I do. In the sense of phantom traffic jams—traffic jams without a bottleneck, that just emerge spontaneously (and with peculiar density characteristics—more below). The most fundamental feature of highway traffic is the “inverse-λ shape” flow-density diagram. Flow is the number of vehicles that pass a point along the road. Density is how many cars there are per distance along the road.
At the left leg of the mirrored λ, cars can set their own pace, so the more cars, the higher flow. At the right leg, there is serious congestion all the way to complete standstill. In between these trivial phases, as often in complex systems, something interesting can happen—namely, phantom traffic jams.

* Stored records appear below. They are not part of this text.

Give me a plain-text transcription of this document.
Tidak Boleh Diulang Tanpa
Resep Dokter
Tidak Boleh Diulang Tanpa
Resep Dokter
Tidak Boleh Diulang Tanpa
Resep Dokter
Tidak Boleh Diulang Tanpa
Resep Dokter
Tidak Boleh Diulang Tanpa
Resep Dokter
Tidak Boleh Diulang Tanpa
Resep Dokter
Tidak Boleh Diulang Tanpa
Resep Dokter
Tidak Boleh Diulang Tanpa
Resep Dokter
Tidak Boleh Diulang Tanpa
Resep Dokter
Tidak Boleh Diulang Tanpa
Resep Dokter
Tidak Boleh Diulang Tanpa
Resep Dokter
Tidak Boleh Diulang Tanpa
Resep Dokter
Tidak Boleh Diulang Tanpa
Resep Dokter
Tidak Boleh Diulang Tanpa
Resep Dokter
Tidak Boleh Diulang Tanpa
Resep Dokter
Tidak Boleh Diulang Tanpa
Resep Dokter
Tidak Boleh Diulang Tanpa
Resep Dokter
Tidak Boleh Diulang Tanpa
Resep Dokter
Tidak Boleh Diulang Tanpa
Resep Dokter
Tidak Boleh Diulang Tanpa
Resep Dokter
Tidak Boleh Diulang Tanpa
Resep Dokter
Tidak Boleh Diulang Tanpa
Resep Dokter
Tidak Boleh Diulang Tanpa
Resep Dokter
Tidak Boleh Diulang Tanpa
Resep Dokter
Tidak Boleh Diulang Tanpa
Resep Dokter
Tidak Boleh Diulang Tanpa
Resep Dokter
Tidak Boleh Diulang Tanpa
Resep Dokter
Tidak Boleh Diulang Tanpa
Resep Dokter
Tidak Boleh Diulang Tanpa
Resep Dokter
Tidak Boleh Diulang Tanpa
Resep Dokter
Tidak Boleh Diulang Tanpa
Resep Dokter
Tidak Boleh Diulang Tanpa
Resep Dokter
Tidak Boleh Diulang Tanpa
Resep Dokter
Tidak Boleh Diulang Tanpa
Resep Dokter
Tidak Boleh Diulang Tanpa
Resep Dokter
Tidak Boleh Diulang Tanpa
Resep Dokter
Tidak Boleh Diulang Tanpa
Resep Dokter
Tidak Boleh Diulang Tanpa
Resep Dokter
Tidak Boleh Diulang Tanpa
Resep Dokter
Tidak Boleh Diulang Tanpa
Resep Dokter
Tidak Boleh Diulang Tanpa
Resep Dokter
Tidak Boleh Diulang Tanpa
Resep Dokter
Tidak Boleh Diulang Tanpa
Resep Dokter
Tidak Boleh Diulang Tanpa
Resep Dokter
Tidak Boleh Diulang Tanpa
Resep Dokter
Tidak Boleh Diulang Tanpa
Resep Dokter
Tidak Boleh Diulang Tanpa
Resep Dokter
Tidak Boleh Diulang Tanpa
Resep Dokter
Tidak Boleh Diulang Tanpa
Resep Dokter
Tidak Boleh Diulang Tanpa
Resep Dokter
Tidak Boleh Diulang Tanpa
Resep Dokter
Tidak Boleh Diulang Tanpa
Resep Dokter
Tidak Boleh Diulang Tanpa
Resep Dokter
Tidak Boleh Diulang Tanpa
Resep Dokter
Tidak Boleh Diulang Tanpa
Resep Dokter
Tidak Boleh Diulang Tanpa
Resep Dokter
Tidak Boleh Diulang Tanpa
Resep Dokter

I have no experience in traffic modeling and no ongoing projects about it but have been reading up on it for some related overview paper I’m writing. One thing that immediately strikes me, and probably any newbie to traffic modeling, is that basically all articles discussing phantom traffic jams—whether they are reviews or original research papers—illustrates it with the same figure:
The data came from aerial photography from Australia in 1967. It shows the trajectories of one lane of a highway (the truncated trajectories come from lane changes). It definitely feels weird that—if phantom traffic jams really are important—people don’t bother to use newer representative examples.
I decided to look for phantom traffic jams in the most extensive publicly available data set of car trajectories—the HighD data. This data set covers many car densities, but (unfortunately) most are in a free-flow state:
None of the 338 plots like this (showing the trajectories of traffic in one lane of multi-lane highways), is extremely congested. Some show stop-and-go waves:
But none shows as clear high-density waves as the Australia 1967 picture (that I take are characteristic of phantom jams—although I haven’t found a practical definition). Maybe this is the closest:
But these are waves primarily characterized by speed changes rather than an increased density.
Given that they have been spotted at least once and are predicted by traffic models that correctly describe most other aspects of highway traffic, I don’t doubt that phantom traffic jams exist. However, the outstanding questions for future research are: How common are they? Can models accurately reproduce their frequency?
The code for generating the figures is here. Thanks to Sun Lijun and Meead Saberi, who indirectly made me find the HighD data (by pointing me to the NGSIM data (that is hiding very well for being “publicly available”)).